Every weekday, The Detail makes sense of the big news stories.
This week, we looked at why we still use the BMI, the rules governing the charities sector, a new pathway to Australian citizenship for expat New Zealanders, the overhaul of our adoption laws, and the politics at play at this year's Pacific Islands Forum in Suva.
Whakarongo mai to any episodes you might have missed.
Why are we still using the BMI?
One of the most important and widely used health metrics is 190 years old, invented by a Belgian statistician who had absolutely no expert medical knowledge or experience outside of the European population, and created to measure "the average man".
The BMI looks outdated. So why are we still using it?
The University of Otago's Professor Jim Mann says while it has its limitations, it's also a useful clinical tool when tending to a patient with a particularly raised BMI – at 30 or over.
"The real difficulty is when the BMI is in the slightly elevated range, that 25 to 29 sort of area. That is when it is particularly important to look at it in the context of other clinical measurements," he says.
Mann tells The Detail about the BMI mismatch for Māori, Pacific and Indian populations, and the delicate line practitioners must walk to diagnose and counsel health issues with patients while treating them with respect.
What makes a charity a charity?
We're a nation of givers. Last year, New Zealanders gave over $4 billion to registered charities.
But recently, in the charities sector, there's been a bit of blood in the water.
The government has announced a fleet of reforms to our charities law aimed at tightening up financial transparency.

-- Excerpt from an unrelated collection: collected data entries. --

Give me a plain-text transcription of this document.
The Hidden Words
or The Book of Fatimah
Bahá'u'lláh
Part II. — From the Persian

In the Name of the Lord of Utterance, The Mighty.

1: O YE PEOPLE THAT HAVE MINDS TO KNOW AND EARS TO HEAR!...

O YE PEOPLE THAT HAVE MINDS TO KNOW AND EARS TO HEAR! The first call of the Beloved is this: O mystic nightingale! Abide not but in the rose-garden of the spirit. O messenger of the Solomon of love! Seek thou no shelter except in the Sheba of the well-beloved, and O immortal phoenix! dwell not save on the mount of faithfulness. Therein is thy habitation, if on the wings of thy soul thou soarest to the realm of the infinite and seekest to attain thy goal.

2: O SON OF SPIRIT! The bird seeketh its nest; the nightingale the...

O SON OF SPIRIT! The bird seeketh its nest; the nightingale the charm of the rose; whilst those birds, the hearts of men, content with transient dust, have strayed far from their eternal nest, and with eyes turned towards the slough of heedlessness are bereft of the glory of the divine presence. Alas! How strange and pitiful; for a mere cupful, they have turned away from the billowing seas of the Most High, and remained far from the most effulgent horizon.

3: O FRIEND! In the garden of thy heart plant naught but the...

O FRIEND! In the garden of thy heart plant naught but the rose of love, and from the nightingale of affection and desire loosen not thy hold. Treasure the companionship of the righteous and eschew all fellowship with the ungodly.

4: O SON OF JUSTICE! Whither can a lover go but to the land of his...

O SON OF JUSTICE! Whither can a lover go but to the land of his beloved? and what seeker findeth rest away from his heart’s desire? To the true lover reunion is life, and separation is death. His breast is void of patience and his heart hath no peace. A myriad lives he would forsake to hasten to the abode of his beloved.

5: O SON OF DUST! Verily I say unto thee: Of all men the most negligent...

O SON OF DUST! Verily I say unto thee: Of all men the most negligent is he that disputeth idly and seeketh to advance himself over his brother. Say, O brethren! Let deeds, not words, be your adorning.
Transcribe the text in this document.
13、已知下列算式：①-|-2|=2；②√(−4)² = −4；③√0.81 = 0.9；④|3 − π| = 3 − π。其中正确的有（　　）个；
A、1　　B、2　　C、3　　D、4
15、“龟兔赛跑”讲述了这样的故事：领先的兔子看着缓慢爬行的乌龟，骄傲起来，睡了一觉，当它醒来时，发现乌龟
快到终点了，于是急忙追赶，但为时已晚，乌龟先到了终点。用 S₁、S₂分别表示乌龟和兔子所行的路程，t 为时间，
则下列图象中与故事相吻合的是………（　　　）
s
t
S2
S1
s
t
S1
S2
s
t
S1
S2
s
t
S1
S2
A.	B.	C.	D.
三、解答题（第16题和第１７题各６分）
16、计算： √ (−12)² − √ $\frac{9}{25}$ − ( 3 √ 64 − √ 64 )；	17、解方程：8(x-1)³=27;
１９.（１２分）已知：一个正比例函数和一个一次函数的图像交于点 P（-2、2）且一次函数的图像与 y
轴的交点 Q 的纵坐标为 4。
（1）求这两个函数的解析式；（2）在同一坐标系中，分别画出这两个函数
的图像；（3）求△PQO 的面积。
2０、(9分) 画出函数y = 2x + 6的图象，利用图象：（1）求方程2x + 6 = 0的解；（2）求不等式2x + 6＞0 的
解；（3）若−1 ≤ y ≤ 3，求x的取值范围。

And in June, after almost a decade of litigation, lobby group Family First lost its charitable status.
So what's in a name – what does it mean to be a charity?

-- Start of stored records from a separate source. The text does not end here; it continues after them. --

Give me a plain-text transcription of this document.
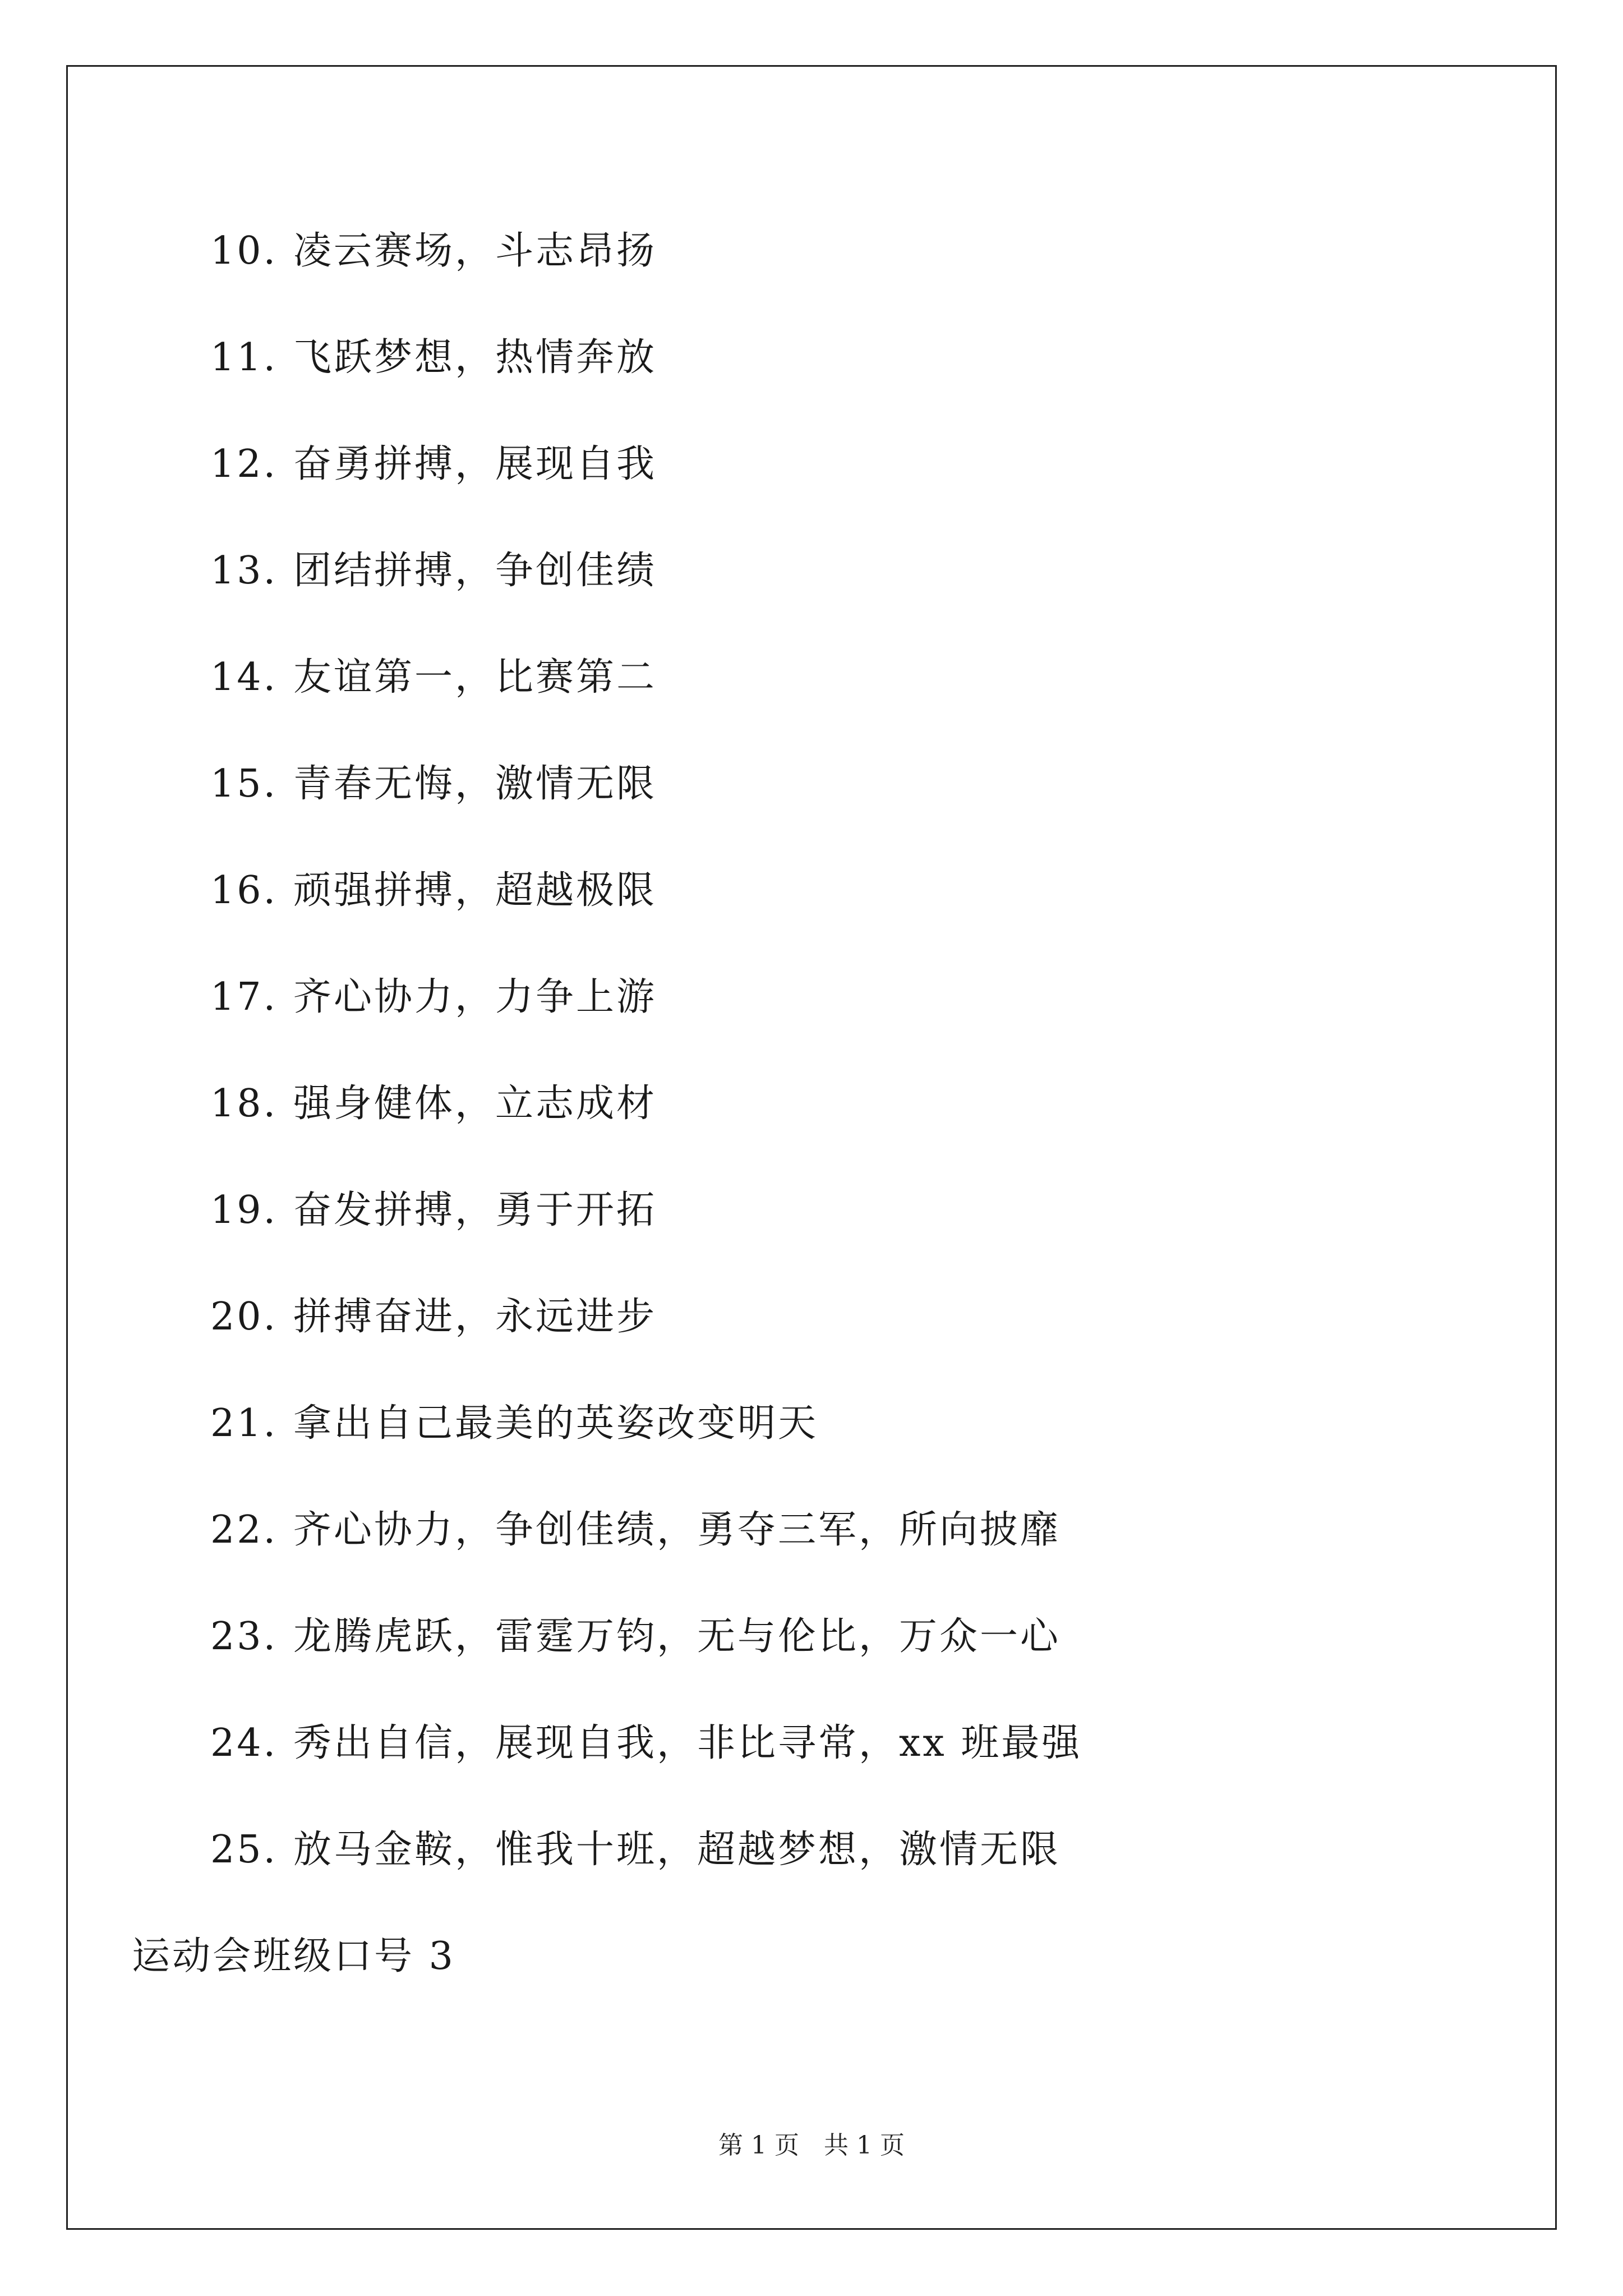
10. 凌云赛场，斗志昂扬
11. 飞跃梦想，热情奔放
12. 奋勇拼搏，展现自我
13. 团结拼搏，争创佳绩
14. 友谊第一，比赛第二
15. 青春无悔，激情无限
16. 顽强拼搏，超越极限
17. 齐心协力，力争上游
18. 强身健体，立志成材
19. 奋发拼搏，勇于开拓
20. 拼搏奋进，永远进步
21. 拿出自己最美的英姿改变明天
22. 齐心协力，争创佳绩，勇夺三军，所向披靡
23. 龙腾虎跃，雷霆万钧，无与伦比，万众一心
24. 秀出自信，展现自我，非比寻常，xx 班最强
25. 放马金鞍，惟我十班，超越梦想，激情无限
运动会班级口号 3
第 1 页　共 1 页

BusinessDesk senior journalist Oli Lewis says the foundation of our charities laws come from 17th century England, and the definition of what is or isn't a charity has been largely left up to the courts ever since.
Paving the way to Australian citizenship
By Anzac Day next year, New Zealanders living across the Tasman should get an easier route to citizenship, as well as voting rights, putting them on par with Australians living here – ending more than two decades of inequality.
Under the current rules, Australians get permanent residence the moment they land in New Zealand and, with some box ticking exercises, they automatically have the right to become citizens after five years.
But for most Kiwis in Australia on a special category visa, their path to citizenship is not so easy – they have to apply on the same basis as any other migrant, it is costly, and it is not guaranteed. As a result, only a third of the New Zealand population in Australia are citizens, compared to three-quarters of English expats, or our Pacific neighbours Fiji.
Stuff political editor Luke Malpass explains to The Detail how relations soured between Australia and New Zealand and reached a low point in 2014 when the so-called 501 deportations started.
"The Aussies got into a habit of not really giving New Zealand anything that didn't have any political upside," he says.
Growing pains: Our outdated adoption laws
New Zealand's adoption law is riddled with gaps: it doesn't recognise same-sex relationships, de facto relationships, or Māori whāngai adoptions. It also makes it difficult – sometimes impossible – for adopted children to learn anything about their biological family.
After decades of lobbying from affected children, parents and whānau, the Ministry of Justice announced earlier this year that they would finally look to reform the system.
Professor Mark Henaghan, who teaches family law at the University of Auckland, tells The Detail that society's attitude to adoption has changed since the laws were written in 1955, and the legislation just hasn't caught up.
"In those days, when a child was born outside marriage, it was illegitimate. It meant that the child wasn't recognised by the law," he says.
"So, for the state, if you have adoption, it means that you've got guaranteed people to take on that financial burden. And it meant that the birth parents didn't exist anymore, they weren't recognised, nothing on the birth certificate. In fact, the records were hidden."
Superpowers cast big shadow on Pacific forum
All eyes have been on the 51st annual Pacific Islands Forum in Suva, Fiji this week.
There are monumental issues on the agenda. Fiji prime minister and forum chair Frank Bainimarama in his opening welcome spoke of the region being caught in the crossfire of the "three deadly C's: Covid, climate and conflict, each factor dangerously compounding the other, that is the inescapable reality of the situation".
Newsroom's national affairs editor Sam Sachdeva has been on the ground where a spate of last-minute withdrawals from the forum – Kiribati, the Cook Islands and the Marshall Islands – have been creating tension and distraction.
The Detail's Sharon Brettkelly also speaks to Tuvalu Foreign Minister Simon Kofe, who says US vice-president Kamala Harris' address to the forum and the focus on geopolitics draws attention away from climate change.
"If you view it from our perspective you have these superpowers fighting for influence in the region and yet we have countries like Tuvalu fighting for existence. We're on totally different wavelengths," he says.